When you let someone see you cared.
They took it as permission. License to push. To test. To see exactly how far they could stretch before you snapped them back.
Belle thought last night earned her leniency. Thought gentleness meant the rules no longer applied. Thought she could skip my game, refuse my jersey, deny me the one simple thing I'd asked without consequence.
Wrong.
I slammed my palm against the steering wheel hard enough the horn blared briefly into the night.
"Not a fucking chance, Belle."
The words came out harsh. Guttural. Directed at no one but somehow still a promise.
She didn't get to do this. Didn't get to make me care and then disappear. Didn't get to play house one night and ghost me the next.
Didn't get to decide which version of me she preferred and only show up for that one.
The bookstore appeared ahead—dark except for a single light burning in the back office.
Still there.
Still defiant.
Still mine whether she admitted it or not.

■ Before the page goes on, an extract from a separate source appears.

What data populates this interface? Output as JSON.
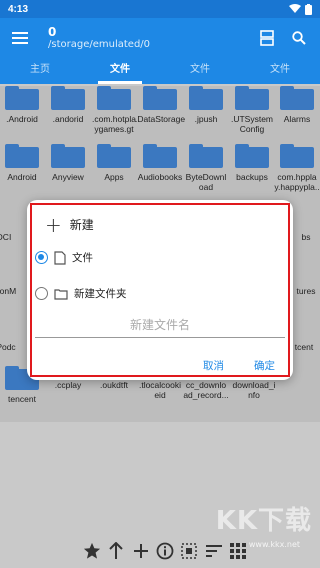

I pulled into the lot too hard, tires screeching, gravel spraying. Cut the engine. Sat in sudden silence with my hands gripping the steering wheel until my knuckles went white.
Breathing hard.
Heart pounding.
Fury and hurt and need all tangled so tight I couldn't separate them anymore.
She was in there. Close enough to touch. Close enough to punish. Close enough to make understand exactly what ignoring me cost.
I got out of the car. Slammed the door. Crossed the parking lot with purpose that felt dangerously close to violence.
The bookstore door was locked.
So, she went home.
I did too.
The house was dark when I pulled into the driveway.
Most of it.
One light glowed from the living room—soft, warm, mocking in its casual domesticity.
Like nothing was wrong. Like she hadn't just humiliated me in front of thousands.
I killed the engine. Sat for three seconds in pure, crystalline silence while my pulse hammered against my skull.
Then I moved.
The front door slammed open hard enough to rattle the frame. I didn't bother closing it. Didn't care about locks or security or anything beyond the woman somewhere inside these walls who thought she could ignore me without consequence.
I didn't call her name. Didn't ask where she was. Didn't give her the courtesy of a warning.